Romans activity 1: a room with a view
The class investigate an exciting archaeological discovery on Folkestone’s East Cliff - which turns out to be Folkestone Roman Villa.
They look at evidence from the site, then create a 3D model, or artist’s impression of what they think a small part of it, such as the dining room (with its spectacular sea view), bath house or kitchen looked like, and how it was used in Roman times.
Image copyright: Smith Kriek Productions
Increased knowledge and understanding of archaeology, Folkestone Roman Villa and an aspect of Roman life.
Art and design technology skills.
KS1-2 History (Romans, Local History Study).
KS1-4 Art and design (artist’s impression of Folkestone Roman Villa)
KS1-4 Design technology (3D or CGI reconstruction of Folkestone Roman Villa)
Use the photos in Learn with Objects Romans 0: a pile of old stones on the interactive whiteboard.
Ask children the question What have archaeologists discovered on Folkestone’s East Cliff? Set them the challenge to find out more about this mystery building, and who lived in it in the past.
Pupils can explore the whole Learn with Objects Romans topic and excellent schools’ learning resources about this site on the Canterbury Archaeological Trust website.
The link includes excellent cross-curricular ideas and information for teachers and pupils.

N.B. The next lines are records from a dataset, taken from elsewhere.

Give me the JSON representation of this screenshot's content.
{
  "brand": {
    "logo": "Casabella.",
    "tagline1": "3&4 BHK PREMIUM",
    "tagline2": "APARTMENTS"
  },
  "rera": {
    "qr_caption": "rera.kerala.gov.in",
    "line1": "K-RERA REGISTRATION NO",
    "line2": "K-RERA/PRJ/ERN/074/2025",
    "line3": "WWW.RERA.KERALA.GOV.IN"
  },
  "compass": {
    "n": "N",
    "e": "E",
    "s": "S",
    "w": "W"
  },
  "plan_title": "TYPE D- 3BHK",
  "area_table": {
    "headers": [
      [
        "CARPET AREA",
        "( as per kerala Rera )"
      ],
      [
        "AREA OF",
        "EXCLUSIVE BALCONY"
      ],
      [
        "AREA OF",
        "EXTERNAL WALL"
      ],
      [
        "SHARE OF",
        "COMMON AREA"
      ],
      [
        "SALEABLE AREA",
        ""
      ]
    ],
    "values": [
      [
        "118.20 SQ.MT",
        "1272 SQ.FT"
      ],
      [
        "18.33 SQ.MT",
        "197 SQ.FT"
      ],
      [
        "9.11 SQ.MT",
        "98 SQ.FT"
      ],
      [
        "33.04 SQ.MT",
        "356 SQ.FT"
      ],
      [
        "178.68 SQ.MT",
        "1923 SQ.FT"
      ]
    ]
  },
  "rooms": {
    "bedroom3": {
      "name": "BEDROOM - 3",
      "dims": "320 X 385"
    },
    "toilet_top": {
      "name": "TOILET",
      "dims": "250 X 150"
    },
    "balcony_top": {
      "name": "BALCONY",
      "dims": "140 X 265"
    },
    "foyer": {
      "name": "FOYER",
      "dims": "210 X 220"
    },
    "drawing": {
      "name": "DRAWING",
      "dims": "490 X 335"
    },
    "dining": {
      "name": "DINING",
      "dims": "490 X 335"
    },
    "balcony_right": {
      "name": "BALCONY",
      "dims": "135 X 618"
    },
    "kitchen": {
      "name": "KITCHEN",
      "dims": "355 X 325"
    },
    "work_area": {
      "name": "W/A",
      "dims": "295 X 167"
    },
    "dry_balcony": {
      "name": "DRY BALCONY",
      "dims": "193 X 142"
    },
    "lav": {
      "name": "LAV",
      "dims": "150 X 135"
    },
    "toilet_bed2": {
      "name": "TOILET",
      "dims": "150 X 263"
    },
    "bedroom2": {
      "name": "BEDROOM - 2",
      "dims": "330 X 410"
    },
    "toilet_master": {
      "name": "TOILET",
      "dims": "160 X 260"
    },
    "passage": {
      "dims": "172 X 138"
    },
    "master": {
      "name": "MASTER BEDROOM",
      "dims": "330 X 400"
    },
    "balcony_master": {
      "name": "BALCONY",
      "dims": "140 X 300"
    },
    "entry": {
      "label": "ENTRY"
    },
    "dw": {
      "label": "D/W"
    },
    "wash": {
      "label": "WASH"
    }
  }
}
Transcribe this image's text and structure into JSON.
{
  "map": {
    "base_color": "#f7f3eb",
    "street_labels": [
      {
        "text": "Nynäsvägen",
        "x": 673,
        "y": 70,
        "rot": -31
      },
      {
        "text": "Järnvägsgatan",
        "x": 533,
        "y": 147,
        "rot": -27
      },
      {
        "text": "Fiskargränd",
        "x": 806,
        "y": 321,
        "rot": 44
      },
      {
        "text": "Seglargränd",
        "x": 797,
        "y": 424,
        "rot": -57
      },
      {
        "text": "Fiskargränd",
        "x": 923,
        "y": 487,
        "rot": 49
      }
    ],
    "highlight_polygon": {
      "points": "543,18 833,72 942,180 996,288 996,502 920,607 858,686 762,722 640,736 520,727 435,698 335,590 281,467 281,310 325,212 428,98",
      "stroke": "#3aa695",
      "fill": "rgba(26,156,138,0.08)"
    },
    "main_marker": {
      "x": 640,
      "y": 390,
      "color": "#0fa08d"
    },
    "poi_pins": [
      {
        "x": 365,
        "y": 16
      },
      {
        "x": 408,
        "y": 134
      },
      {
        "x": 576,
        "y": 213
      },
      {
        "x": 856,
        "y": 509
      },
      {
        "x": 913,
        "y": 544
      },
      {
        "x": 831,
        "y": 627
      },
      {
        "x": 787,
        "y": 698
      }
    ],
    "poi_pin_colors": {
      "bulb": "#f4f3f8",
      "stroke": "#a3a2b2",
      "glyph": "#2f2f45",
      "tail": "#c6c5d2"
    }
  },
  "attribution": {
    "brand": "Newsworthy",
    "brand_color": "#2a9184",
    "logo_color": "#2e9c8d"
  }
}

This has more detailed information about the site for teachers and older pupils:
The publication Folkestone to 1500: A Town Unearthed, edited by Ian Coulson, is also great background reading to the early history of Folkestone, including the Roman villa site. It’s also available from Canterbury Archaeological Trust.
Having discovered more about the site, pupils are set a challenge to build a 3D model, or draw an artist’s impression, of what they think a small part of it (such as the dining room with its spectacular sea view), bath house or kitchen looked like, and how it was used in Roman times.
A room with a view
Working independently or in small teams, participants agree which room they are going to focus on. They research, discuss and agree content for the room based, where possible on real archaeological evidence from the site (including Folkestone Roman Villa room plans and relevant archaeological finds).
They should think about the following questions in coming to their final design:
- What shape is the room?
- How big is it?
- Is it a big room, designed to impress or a smaller one with a more practical use?
- Who owned the villa, the wealthy family , their guests, or slaves?
- Where are the windows and doors?
- Is there a view through the window of the sea, or the Downs, or an internal courtyard?
- How would the room have been decorated in Roman times?
- What was the floor like?
- What were the walls like?
- What furniture might there have been?
- Who would have used the room?
- What would they have worn?
- What would they have done in this room?
Think about the best viewpoint for the reconstruction, to show the layout of the room and the people using it, plus any views beyond.
Comparative evidence may also be used from similar rooms discovered at other Roman sites in Britain, or in the wider Roman world, such as at Pompeii.
The room can be created as a physical 3D cutaway model using everyday school art/craft materials, and painted and decorated to show Roman interior design and furniture. It might even include the underfloor heating system and construction of the tiled roof.
There are some great ideas of how to make one here.
Alternatively, it can be shown as an artist’s impression (either on paper as an art activity, or on computer).
Or it might be portrayed through computer modelling, perhaps as part of a KS3-4 design technology or computer science project, including a ‘walk through’ or rotation through 360 degrees.